Meine Damen und Herren, es bleibt ein Rätsel, wie die Studierendenwerke in dieser Situation noch mehr Rücklagen bilden sollen. Zum einen werden schon jetzt im Rahmen der Möglichkeiten Rücklagen gebildet. Zum anderen sind die Studierendenwerke zu einem Ausbau ihrer Rücklagen nicht in der Lage, solange sie keine höheren Landeszuschüsse bekommen. Unter diesen Umständen könnte ein Ausbau der Rücklagen zur Ausgabenzurückhaltung führen. Angesichts der wachsenden Bedeutung ihrer Aufgaben und der allgemeinen wirtschaftlichen Entwicklung wäre das eine völlig falsche Weichenstellung.

Eine andere Option wäre die Mehrbelastung der Studierenden. Liebe Kolleginnen und Kollegen von CDU und FDP, wollen Sie höhere Mensapreise? Wollen Sie höhere Wohnheimpreise und dergleichen? Das ist keine Lösung im Interesse der Studierenden von heute und morgen.

Meine Damen und Herren, eine bessere Auslastung der Wohnheimplätze zur Rücklagenbildung ist schon rein kapazitiv nicht möglich. Das geht bestenfalls an einigen Standorten. Dort ist aber häufig

die Nachfrage nach Studienplätzen geringer und der Bedarf an Wohnraum daher auch.

Also bleibt eine Lösung, die mitzutragen ich Sie hiermit auffordere: Die Landesregierung wirkt auf die Bildung von Rücklagen hin, indem sie die finanziellen Zuschüsse erhöht. Wenn Sie das mit Ihrem Antrag bezwecken wollen, dann könnten wir sogar übereinkommen und einen gemeinsamen Antrag machen. Aber leider sind Ihre Forderungen bislang substanzlos, es sei denn, Sie stellen noch spontan einen Änderungsantrag zum Nachtragshaushalt, den wir gleich beraten werden.

Vielen Dank.

(Beifall bei der LINKEN)

Danke schön, Herr Perli. - Für die Landesregierung hat sich Herr Minister Stratmann zu Wort gemeldet. Bitte schön!

Frau Präsidentin! Meine sehr verehrten Damen und Herren!

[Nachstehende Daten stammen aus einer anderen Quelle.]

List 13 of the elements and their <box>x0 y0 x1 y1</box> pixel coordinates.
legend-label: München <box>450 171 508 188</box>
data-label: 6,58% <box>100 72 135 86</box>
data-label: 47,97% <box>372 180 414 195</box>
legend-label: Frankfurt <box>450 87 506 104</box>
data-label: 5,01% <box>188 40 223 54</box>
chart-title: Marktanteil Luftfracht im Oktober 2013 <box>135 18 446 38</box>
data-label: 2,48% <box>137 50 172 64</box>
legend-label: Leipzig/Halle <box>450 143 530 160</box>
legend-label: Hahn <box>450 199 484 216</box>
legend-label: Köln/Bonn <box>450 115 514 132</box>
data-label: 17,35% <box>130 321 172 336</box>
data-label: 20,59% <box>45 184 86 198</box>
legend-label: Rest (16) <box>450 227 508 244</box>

Ich habe mir die Frage gestellt, ob ich nach der kurzen, aber sehr überzeugenden Einlassung meines Kollegen Möllring hierzu überhaupt noch etwas sagen muss; denn Ihr Antrag ist damit als das entlarvt, was er tatsächlich ist: Hier geht es nämlich auch wieder nur darum, sich an einem Thema populistisch abzuarbeiten.

(Beifall bei der CDU und bei der FDP)

Sonst hätten Sie gleich entsprechende Anträge gestellt.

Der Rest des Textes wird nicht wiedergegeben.